1. OK under federal Constitution, minority of
states say no
iii. Takings Clause of 5th Amendment: No taking for public use without just
compensation
1. Public Use Clause
a. EVEN IF compensation paid, taking must be for public
use
b. So what’s public use?
1. Midkiff – “public purpose” (even if private
beneficiary) – legislature’s belief only has to be
rational
2. Kelo agrees but Kennedy concurrence (swing
vote) narrows a bit
1. NOT JUST objective public benefit from
taking, BUT ALSO there cannot be
reason to suspect political favoritism
a. e.g. procedural irregularities vs.
lots of formal procedure,
beneficiary known in advance
vs. unknown beneficiaries who
can’t buy people off, absence of
serious public need vs. high
public need
i. e.g. city wide
depression
2. Florida MUCH more restrictive
a. almost no eminent domain power except utilities and
government uses
3. DISSENT CRITIQUE OF KENNEDY
a. multifactor test too vague, rewards city that knows
how to generate paperwork
4. Just compensation clause
a. if government does take it, must compensate,
regardless of strength of public purpose – basically FMV
5. What is taking? Key issue: when is a regulation a “taking”? –“
inverse condemnation”
a. Permanent physical invasion mandated by government
always a taking, even if private person does the
invading
1. Requiring landowner to allow private third
party on land is invasion just as much as
government employees invasion
b. Complete deprivation of all economically beneficial use
always a taking (unless necessary to stop nuisance)

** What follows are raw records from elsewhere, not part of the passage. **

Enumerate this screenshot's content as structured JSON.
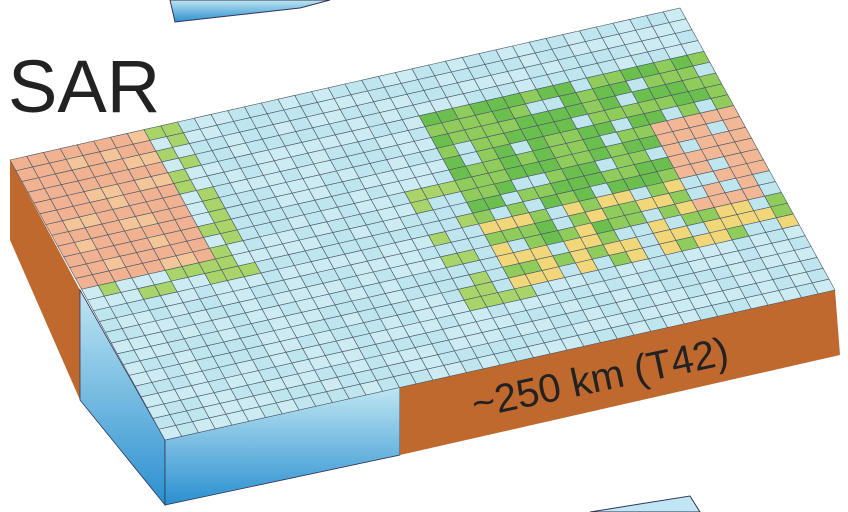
{
  "label": "SAR",
  "annotation": "~250 km (T42)"
}
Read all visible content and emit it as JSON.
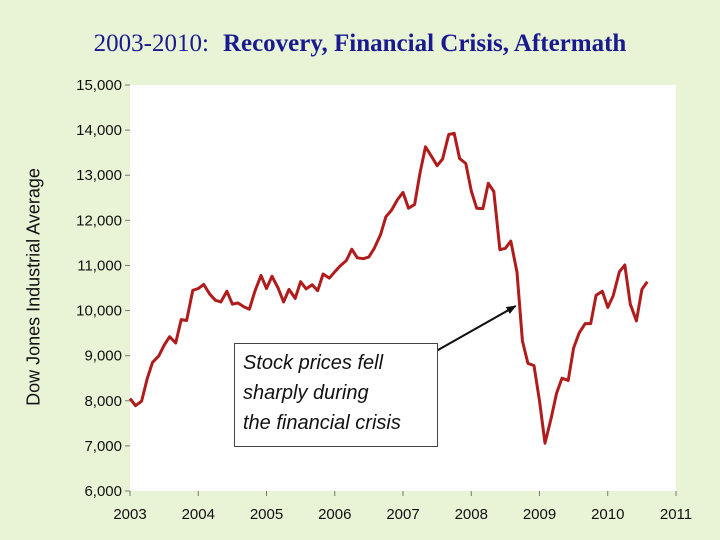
{
  "title": {
    "years": "2003-2010:",
    "main": "Recovery, Financial Crisis, Aftermath"
  },
  "annotation": {
    "lines": [
      "Stock prices fell",
      "sharply during",
      "the financial crisis"
    ]
  },
  "colors": {
    "background": "#e9f4d6",
    "plot_area": "#ffffff",
    "line": "#b01c1c",
    "title": "#1a1a90"
  },
  "chart_data": {
    "type": "line",
    "title": "2003-2010:  Recovery, Financial Crisis, Aftermath",
    "xlabel": "",
    "ylabel": "Dow Jones Industrial Average",
    "xlim": [
      2003,
      2011
    ],
    "ylim": [
      6000,
      15000
    ],
    "xticks": [
      2003,
      2004,
      2005,
      2006,
      2007,
      2008,
      2009,
      2010,
      2011
    ],
    "xtick_labels": [
      "2003",
      "2004",
      "2005",
      "2006",
      "2007",
      "2008",
      "2009",
      "2010",
      "2011"
    ],
    "yticks": [
      6000,
      7000,
      8000,
      9000,
      10000,
      11000,
      12000,
      13000,
      14000,
      15000
    ],
    "ytick_labels": [
      "6,000",
      "7,000",
      "8,000",
      "9,000",
      "10,000",
      "11,000",
      "12,000",
      "13,000",
      "14,000",
      "15,000"
    ],
    "grid": false,
    "annotation_arrow": {
      "from": [
        2006.55,
        8300
      ],
      "to": [
        2008.65,
        10100
      ]
    },
    "series": [
      {
        "name": "Dow Jones Industrial Average",
        "x": [
          2003.0,
          2003.08,
          2003.17,
          2003.25,
          2003.33,
          2003.42,
          2003.5,
          2003.58,
          2003.67,
          2003.75,
          2003.83,
          2003.92,
          2004.0,
          2004.08,
          2004.17,
          2004.25,
          2004.33,
          2004.42,
          2004.5,
          2004.58,
          2004.67,
          2004.75,
          2004.83,
          2004.92,
          2005.0,
          2005.08,
          2005.17,
          2005.25,
          2005.33,
          2005.42,
          2005.5,
          2005.58,
          2005.67,
          2005.75,
          2005.83,
          2005.92,
          2006.0,
          2006.08,
          2006.17,
          2006.25,
          2006.33,
          2006.42,
          2006.5,
          2006.58,
          2006.67,
          2006.75,
          2006.83,
          2006.92,
          2007.0,
          2007.08,
          2007.17,
          2007.25,
          2007.33,
          2007.42,
          2007.5,
          2007.58,
          2007.67,
          2007.75,
          2007.83,
          2007.92,
          2008.0,
          2008.08,
          2008.17,
          2008.25,
          2008.33,
          2008.42,
          2008.5,
          2008.58,
          2008.67,
          2008.75,
          2008.83,
          2008.92,
          2009.0,
          2009.08,
          2009.17,
          2009.25,
          2009.33,
          2009.42,
          2009.5,
          2009.58,
          2009.67,
          2009.75,
          2009.83,
          2009.92,
          2010.0,
          2010.08,
          2010.17,
          2010.25,
          2010.33,
          2010.42,
          2010.5,
          2010.58
        ],
        "values": [
          8050,
          7890,
          7990,
          8480,
          8850,
          8990,
          9230,
          9420,
          9280,
          9800,
          9780,
          10450,
          10490,
          10580,
          10360,
          10230,
          10190,
          10430,
          10140,
          10170,
          10080,
          10030,
          10430,
          10780,
          10490,
          10760,
          10500,
          10190,
          10470,
          10270,
          10640,
          10480,
          10570,
          10440,
          10810,
          10720,
          10860,
          10990,
          11110,
          11360,
          11170,
          11150,
          11190,
          11380,
          11680,
          12080,
          12220,
          12460,
          12620,
          12270,
          12350,
          13060,
          13630,
          13410,
          13210,
          13360,
          13900,
          13930,
          13370,
          13260,
          12650,
          12270,
          12260,
          12820,
          12640,
          11350,
          11380,
          11540,
          10850,
          9330,
          8830,
          8780,
          8000,
          7060,
          7610,
          8170,
          8500,
          8450,
          9170,
          9500,
          9710,
          9710,
          10340,
          10430,
          10070,
          10330,
          10860,
          11010,
          10140,
          9770,
          10470,
          10640
        ]
      }
    ]
  }
}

1. Lucas rule doesn’t apply even if 95% loss, has to
be 100%
2. Temporary moratorium on development NOT a
total taking under Lucas, but governed by
balancing test
c. What if regulation merely reduces property value?

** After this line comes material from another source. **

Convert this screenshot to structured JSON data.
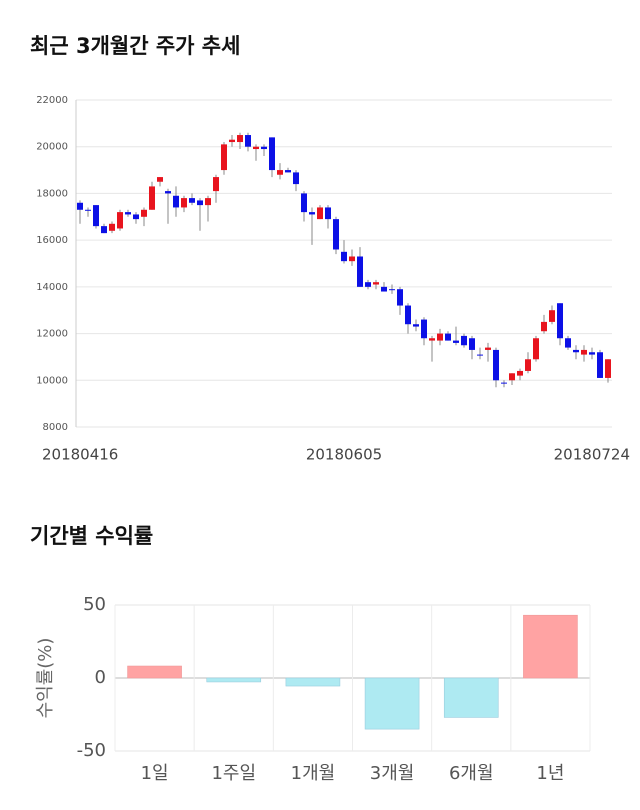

Government balances interest based on 3 part test:
1. A harm to P – how much did regulation reduce
property value?
2. Reasonable investment backed expectations –
how much did government harm expectations?

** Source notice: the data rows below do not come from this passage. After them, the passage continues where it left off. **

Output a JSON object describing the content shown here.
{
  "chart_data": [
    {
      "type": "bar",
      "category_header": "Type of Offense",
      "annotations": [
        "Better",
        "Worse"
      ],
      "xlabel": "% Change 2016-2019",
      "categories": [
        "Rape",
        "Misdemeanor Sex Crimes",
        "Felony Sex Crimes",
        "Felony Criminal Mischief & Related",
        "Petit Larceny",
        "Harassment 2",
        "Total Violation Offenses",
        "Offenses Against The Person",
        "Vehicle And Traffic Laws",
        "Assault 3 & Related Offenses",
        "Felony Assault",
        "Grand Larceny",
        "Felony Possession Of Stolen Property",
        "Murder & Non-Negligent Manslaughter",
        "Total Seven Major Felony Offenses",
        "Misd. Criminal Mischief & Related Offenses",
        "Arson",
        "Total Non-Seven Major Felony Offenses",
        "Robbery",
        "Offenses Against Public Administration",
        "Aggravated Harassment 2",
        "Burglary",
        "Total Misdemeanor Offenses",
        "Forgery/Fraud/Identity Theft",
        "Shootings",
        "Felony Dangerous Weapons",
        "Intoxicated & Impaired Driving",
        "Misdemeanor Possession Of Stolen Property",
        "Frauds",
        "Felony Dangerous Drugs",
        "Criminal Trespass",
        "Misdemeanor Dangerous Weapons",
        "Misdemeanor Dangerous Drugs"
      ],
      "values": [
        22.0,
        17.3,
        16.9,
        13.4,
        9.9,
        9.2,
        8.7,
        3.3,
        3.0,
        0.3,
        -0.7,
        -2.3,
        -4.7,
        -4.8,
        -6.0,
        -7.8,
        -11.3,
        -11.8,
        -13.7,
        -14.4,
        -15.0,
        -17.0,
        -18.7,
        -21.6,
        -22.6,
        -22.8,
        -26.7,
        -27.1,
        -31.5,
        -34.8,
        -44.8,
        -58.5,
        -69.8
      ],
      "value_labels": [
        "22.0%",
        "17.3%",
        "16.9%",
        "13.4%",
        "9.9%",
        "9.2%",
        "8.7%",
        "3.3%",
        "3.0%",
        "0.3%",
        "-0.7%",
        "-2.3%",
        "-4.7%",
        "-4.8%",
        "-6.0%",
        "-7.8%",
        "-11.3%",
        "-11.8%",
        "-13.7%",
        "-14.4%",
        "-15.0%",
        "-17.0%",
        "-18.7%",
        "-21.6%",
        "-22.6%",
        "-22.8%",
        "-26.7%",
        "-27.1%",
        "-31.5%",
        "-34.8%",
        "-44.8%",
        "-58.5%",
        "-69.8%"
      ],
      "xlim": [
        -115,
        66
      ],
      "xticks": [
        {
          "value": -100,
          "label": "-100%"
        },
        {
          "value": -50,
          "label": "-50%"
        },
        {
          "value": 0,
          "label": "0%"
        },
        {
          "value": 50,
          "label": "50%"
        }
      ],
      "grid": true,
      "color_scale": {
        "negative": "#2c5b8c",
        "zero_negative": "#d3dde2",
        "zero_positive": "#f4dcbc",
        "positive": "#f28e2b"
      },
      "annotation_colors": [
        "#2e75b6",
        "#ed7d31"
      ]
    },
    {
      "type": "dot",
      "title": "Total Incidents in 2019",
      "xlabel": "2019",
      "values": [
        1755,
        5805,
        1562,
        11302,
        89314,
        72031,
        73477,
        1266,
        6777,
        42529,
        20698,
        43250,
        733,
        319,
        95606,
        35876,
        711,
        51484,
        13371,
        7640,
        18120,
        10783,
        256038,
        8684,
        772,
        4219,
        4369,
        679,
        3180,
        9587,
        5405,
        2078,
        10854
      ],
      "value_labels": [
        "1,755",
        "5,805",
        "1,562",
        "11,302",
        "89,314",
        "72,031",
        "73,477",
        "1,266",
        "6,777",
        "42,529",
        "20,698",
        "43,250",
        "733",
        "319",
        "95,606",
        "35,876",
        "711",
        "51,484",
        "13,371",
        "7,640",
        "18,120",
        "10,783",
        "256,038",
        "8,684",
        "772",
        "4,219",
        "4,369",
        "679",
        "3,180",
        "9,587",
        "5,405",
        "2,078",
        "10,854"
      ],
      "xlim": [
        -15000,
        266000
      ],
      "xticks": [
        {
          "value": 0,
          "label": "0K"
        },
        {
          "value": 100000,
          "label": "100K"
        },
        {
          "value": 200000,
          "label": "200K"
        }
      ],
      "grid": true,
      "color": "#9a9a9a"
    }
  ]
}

1. IBE can exist even if P somehow got
property after regulation
a. e.g. if P had an interest or
expected to have an interest
before regulation
2. But timing of when P got property still
matters
a. so if P had no link to property
before regulation passed, IBE
favors government defense
3. No IBE if P should have reasonably
foreseen regulation
3. Character of govt. action – how strong is the
state purpose justifying regulation??